Tuesday, February 1, 2011

News From Abroad: Trainwreck!

Struggling, a little, to get caught up and squared away with the new semester and current projects. But a word on Shanghai and my curatorial exploits.

I traveled to China for two reasons, professionally speaking: 1) to investigate the reportage drawing tradition in that country, especially as it relates to journalism, as the term is commonly understood, and 2) to draw and photograph in expectation of producing the first issue of a new serial I will begin publishing this year, called Spartan Holiday.

My curiosity about the illustrated press in China emerges from a subject interest, not an independently cultural one, which is to say that I had not been a student of Chinese civilization prior to my preparation for this trip. I don’t speak or read Mandarin, not by a long shot (though my son Danny is an avid student of the language). My move, then, was lateral, pursuing a subject interest across geographical and temporal borders. I am at work on an international exhibition project called Drawing Conclusions: The Illustrator as Reporter, projected for 2014. (Details to follow another time, but contact me if you have an interest in the subject.)

Relevant Shanghai historical narrative, to the extent that I have been able to understand it: the late Qing dynasty (1644-1912) was beset by serious problems, including encroaching European powers–the British Empire, primarily–and an insurrection of stupefying scale, the Taiping Rebellion. (In an example of the differences of scale in things Chinese from a Western perspective, the Taiping Rebellion is estimated to have cost 20 to 30 million lives. In the 19th century.) The first Opium War–the unhappy resolution of which contributed to abovementioned paroxysm–pitted China against the British, who practiced a particularly vehement form of free-traderism which lay at the heart of the matter. (Imagine Mexico launching a war against the United States to preserve the cocaine trade, despite the illegality of the product north of the border.) The war lasted from 1839 to 1842; the locals lost.
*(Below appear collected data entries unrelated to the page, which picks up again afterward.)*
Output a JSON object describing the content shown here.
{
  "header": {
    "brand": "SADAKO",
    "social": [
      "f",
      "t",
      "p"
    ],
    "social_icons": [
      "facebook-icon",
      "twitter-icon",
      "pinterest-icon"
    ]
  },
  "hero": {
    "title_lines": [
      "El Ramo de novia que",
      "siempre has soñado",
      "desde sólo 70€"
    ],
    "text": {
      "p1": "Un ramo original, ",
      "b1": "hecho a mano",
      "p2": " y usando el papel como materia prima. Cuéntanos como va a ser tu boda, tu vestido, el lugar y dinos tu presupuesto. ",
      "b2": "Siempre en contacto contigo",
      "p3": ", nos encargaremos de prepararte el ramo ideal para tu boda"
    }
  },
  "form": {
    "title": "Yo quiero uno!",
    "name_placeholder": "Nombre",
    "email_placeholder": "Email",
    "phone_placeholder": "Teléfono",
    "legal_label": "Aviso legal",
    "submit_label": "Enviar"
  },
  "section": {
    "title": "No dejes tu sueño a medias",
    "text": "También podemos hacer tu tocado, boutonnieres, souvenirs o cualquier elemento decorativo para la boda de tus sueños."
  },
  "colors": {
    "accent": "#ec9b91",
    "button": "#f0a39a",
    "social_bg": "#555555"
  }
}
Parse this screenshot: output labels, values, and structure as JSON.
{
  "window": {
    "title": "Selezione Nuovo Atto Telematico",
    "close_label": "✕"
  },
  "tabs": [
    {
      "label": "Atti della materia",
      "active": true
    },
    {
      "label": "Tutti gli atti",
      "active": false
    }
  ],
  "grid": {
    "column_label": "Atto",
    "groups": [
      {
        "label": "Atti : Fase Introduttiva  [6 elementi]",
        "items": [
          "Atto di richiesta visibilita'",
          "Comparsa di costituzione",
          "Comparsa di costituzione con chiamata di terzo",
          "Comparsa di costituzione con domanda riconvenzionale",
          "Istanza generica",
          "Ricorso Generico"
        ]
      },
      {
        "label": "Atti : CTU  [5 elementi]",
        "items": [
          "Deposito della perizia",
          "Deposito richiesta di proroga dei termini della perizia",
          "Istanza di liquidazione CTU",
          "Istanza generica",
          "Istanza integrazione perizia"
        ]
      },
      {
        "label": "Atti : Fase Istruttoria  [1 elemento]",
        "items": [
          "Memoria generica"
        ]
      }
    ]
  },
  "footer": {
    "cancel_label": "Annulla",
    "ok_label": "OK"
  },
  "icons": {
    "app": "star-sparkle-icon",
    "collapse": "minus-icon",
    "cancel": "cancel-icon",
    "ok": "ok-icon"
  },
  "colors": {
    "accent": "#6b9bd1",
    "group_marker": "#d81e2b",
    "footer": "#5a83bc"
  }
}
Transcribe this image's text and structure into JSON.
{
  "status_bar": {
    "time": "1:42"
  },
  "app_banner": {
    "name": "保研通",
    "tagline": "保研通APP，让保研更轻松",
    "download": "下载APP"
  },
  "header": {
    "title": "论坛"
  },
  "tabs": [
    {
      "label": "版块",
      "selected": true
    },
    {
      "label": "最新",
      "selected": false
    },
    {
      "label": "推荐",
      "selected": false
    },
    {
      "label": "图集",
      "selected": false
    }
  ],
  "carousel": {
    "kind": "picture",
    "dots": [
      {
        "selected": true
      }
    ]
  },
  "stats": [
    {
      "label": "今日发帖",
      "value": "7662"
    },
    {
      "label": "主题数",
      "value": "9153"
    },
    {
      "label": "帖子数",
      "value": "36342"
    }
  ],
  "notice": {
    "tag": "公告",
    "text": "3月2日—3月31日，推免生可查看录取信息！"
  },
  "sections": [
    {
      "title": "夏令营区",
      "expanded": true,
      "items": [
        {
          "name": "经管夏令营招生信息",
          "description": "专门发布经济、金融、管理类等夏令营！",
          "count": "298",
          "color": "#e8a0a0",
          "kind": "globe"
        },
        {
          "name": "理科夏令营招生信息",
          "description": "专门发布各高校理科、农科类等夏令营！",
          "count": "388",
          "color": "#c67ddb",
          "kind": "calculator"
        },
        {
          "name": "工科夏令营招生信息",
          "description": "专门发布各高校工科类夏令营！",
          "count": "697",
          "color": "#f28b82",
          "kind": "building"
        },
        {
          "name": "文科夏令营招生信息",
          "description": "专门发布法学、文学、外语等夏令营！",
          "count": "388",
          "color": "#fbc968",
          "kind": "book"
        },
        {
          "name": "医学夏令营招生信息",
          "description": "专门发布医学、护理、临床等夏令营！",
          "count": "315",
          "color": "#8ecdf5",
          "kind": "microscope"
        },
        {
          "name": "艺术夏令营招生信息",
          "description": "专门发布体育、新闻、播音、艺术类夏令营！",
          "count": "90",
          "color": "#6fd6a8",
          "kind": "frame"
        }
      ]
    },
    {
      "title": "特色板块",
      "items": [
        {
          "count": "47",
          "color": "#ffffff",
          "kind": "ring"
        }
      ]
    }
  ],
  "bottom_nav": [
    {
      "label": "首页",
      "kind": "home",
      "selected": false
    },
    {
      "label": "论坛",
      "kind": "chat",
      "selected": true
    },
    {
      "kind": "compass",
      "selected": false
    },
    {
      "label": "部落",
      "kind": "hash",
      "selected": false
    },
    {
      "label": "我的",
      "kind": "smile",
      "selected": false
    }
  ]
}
The Treaty of Nanjing forced an unpleasant settlement on the Chinese, who agreed to open five ports and grant foreign settlement rights to the British. Subsequent arrangements of this kind were made with other foreign powers, including France, Japan, and the United States. (Somehow the Germans played a role, too, but I’m sketchy on that.)

Below, a shot of the Bund, a promenade with impressive-looking European buildings that runs along the Huangpu River (and looks across at the architectural Disneyland of Pudong).

These settlements, known as “concessions,” were defined as extraterritorial districts: they were, in effect, gigantic embassies, each with its own police force and court system. However galling to the Chinese, the system bore fruit of a kind: an emerging commercial culture transformed Shanghai from a provincial place into a thriving international city, and in effect helped to launch Chinese modernity from that spot.

The Japanese invasion in 1937 was the beginning of the end for the European presence in Shanghai.

A savvy set of Brits led by one Ernest Major created a partnership to enter the printing and publishing business. In 1872 the group commenced publication of a Chinese daily newspaper, Shenbao. Major ran the operation, and seems to have been a genuine admirer of Chinese culture. He hired Chinese reporters, editors, illustrators and printers. The paper did well, and subsequently in 1884–after a few experiments–Shenbao launched an illustrated supplement, Dianshizhai Huabao. Huabao has been translated as “Pictorial.”

My curatorial work in China involved tracking down a run of DSZHB as well as a second pictorial, Feiyingge Huabao. The image just above shows a bound set of the full run of DSZHB at a teahouse owned by the collector who'd bought them from the dealer who became my intercessor. Got that?

I’ll write about these pictorials, and the process of gaining access to them, in a coming post. Below, a characteristic image of the pictorial news from the huabaos: a visual description of a trainwreck, reported to have occurred in America.

Illustration by Wu Youru, the most able and prolific of the artists associated with the pictorials in the late Qing. Feiyingge Huabao. September 1890. A detail of this image is shown at the top of the post. Note the contrasting visual languages of traditional Chinese painting and wood engraved illustrations of the London Illustrated News and its ilk.